A Bayer spokesperson told HCB News that Bayer’s Radiology business is not impacted at their O’Hara Township, Saxonburg and Indianola, Pittsburgh locations, and, with 1,300 employees, Bayer will still have a strong presence in the area.
The company plans call for “consolidating administrative functions to best support our agriculture business, which is headquartered in St. Louis, and our healthcare businesses, which are headquartered in Whippany, N.J.”
A first step is the closing of the Pennsylvania administrative site. The jobs impacted will include 569 positions and 96 contractors.
“This is certainly a difficult decision, given the impact it will have on our colleagues and their families, and the important role the site has played in our company’s history,” said the company statement, adding that the closing will happen “in a thoughtful, orderly manner.”
Local officials were blindsided by the move.
“We’re shocked. We did not see this coming at all,” said Robinson Township Manager Frank L. Piccolino, according to TribLive
, adding, “We feel bad for the families who worked there.”
Still, local officials expressed support for Bayer. Allegheny Conference on Community Development CEO Stefani Pashman told the local news site, “Bayer’s direct influence on our economy, as well as on our quality of life through its corporate social responsibility, spanned generations,” she noted, adding, “Bayer helped to pin Pittsburgh on the global map.”
The future may hold hope for laid-off workers, however, thanks to a strong local economy. Airport Area Chamber of Commerce president and CEO Chris Heck told TribLive that, “those jobs can easily be absorbed by the companies that are out here.”
Former Bayer CEO Attila Molnar, who retired in 2008, had noted that Pittsburgh was the “home and the hub of Bayer’s success in North America,” according to the news site, writing that, “Pittsburgh also is a city that has provided our employees – the source of every Bayer achievement – with an incomparable sense of community.”
For many years Pittsburgh had been the location of Bayer's North American headquarters, which moved to New Jersey in 2012, according to the Associated Press
. The positions being cut include those in finance, accounting, legal and technology, according to the news agency.
Bayer closed its Monsanto acquisition in June 2018. At that time, Monsanto shareholders were paid $128 per share.
Chairman of the Bayer board of management, Werner Baumann, said in a statement at that time that, “our sustainability targets are as important to us as our financial targets.
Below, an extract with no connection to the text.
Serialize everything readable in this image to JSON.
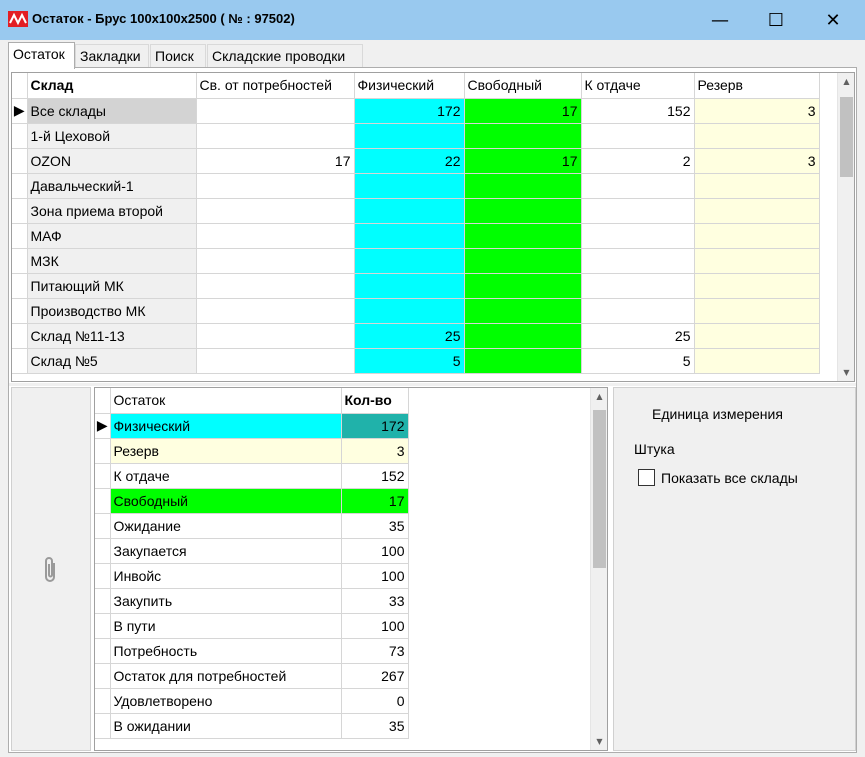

We aim to live up to the heightened responsibility that a leadership position in agriculture entails, and to deepen our dialogue with society.”
EDIT: This story was updated on 1/17/19 to clarify that Bayer’s Radiology business is not impacted at their O’Hara Township, Saxonburg and Indianola, Pittsburgh locations, and, with 1,300 employees, Bayer will still have a strong presence in the area.